Exploring linguistic repertoires: Students as co-researchers and ethnographers of their own language practices in five Australian classrooms

Year: 2013

Author: D'warte, Jacqueline

Type of paper: Abstract refereed

Abstract:
Exploring linguistic repertoires: Students as co-researchers and ethnographers of their own language practices in five Australian classrooms.

This presentation details findings from a study of 9 teachers and 105 students in grades 5, 6 and 7 as they collaboratively explored students’ everyday language practices, skills and experiences. As co-researchers and ethnographers of their own language practices, these students who spoke 31 different languages and dialects and engaged in wide ranging multimodal activity were given the opportunity to explicitly recognize and use their ‘repertoires of linguistic practice’ (Gutierrez & Rogoff, 2003) as a tool for thinking and acting in their study of English Language Arts.

Introduction
While language and literacy-based practices are central to all school learning, and we explicitly address how language meets our academic needs, few opportunities exist to explore the ways students use language every day particularly for students from an increasingly diverse range of linguistic, cultural, class and racial backgrounds. Despite teachers’ best intentions, recognizing and building on students’ everyday language, literacy, and cultural competencies in service of classroom learning, can be a vast challenge.

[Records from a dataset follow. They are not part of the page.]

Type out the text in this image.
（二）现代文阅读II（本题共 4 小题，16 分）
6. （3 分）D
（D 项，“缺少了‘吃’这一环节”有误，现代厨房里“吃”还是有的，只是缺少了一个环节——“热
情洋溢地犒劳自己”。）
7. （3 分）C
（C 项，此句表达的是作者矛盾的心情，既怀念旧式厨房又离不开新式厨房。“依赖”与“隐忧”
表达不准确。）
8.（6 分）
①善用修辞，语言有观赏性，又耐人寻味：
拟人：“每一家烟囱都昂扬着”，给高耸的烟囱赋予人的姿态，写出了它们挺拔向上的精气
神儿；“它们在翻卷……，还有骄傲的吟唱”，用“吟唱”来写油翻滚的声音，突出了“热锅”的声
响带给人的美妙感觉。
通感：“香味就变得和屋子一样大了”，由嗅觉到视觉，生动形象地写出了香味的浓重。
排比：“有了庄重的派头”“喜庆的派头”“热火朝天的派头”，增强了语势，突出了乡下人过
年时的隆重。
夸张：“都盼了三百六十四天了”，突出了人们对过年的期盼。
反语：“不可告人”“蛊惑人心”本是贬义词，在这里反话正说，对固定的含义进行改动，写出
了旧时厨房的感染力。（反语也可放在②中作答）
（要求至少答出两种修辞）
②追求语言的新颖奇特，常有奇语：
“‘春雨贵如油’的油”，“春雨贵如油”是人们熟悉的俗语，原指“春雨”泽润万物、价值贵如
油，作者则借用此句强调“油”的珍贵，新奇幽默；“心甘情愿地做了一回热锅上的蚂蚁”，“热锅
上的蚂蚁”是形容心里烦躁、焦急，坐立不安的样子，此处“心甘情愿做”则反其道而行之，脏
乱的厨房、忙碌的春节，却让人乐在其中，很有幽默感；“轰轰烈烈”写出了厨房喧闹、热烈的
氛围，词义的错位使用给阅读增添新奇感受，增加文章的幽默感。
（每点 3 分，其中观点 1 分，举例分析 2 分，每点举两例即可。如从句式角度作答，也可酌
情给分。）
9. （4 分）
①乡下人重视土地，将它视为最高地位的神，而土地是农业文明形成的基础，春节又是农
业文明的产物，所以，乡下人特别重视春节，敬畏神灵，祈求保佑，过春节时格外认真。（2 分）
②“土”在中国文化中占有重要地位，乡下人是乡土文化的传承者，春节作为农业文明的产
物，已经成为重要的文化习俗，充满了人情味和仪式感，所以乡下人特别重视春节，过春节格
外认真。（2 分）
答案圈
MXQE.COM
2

Increasingly student diversity of communicative competence is often erased or narrowed, especially under the influence of high stakes testing.

Theoretical framework and corresponding literature
Young people engage in multimodal activity, use multiple languages and cross registers and codes with flexibility, deploying them strategically for different relationships, contexts, and purposes (Martinez, 2010). Linguistic repertoires in particular are valuable cultural resources and funds of knowledge (Moll, Amanti, Neff, & Gonzalez, 1992) that can be built on in school. In this study, students’ repertoires of linguistic practice, (Gutierrez & Rogoff, 2003) was the object of study.

Methodology
The research combines multi-phased ethnography with ‘design research’ (Brown 1992). Project data comprised audio recorded student and teacher interviews, curriculum artifacts and lesson observations. The application of ethnographic and discourse analytic methods to all data supported an inductive approach to analysis. Analysis across the data set and contrastive thematic analysis of entry and exit interview data provided evidence for research findings.

Findings
Qualitative analysis reveals positive influences on classroom culture, student identity and confidence and a very noticeable shift in teachers’ expectations of their students’ abilities. This research provides an insight into how deficit perspectives about everyday language practices can be challenged and offers possibilities for both enhancing classroom teaching and learning and building on students’ everyday language skills and experiences in service of learning.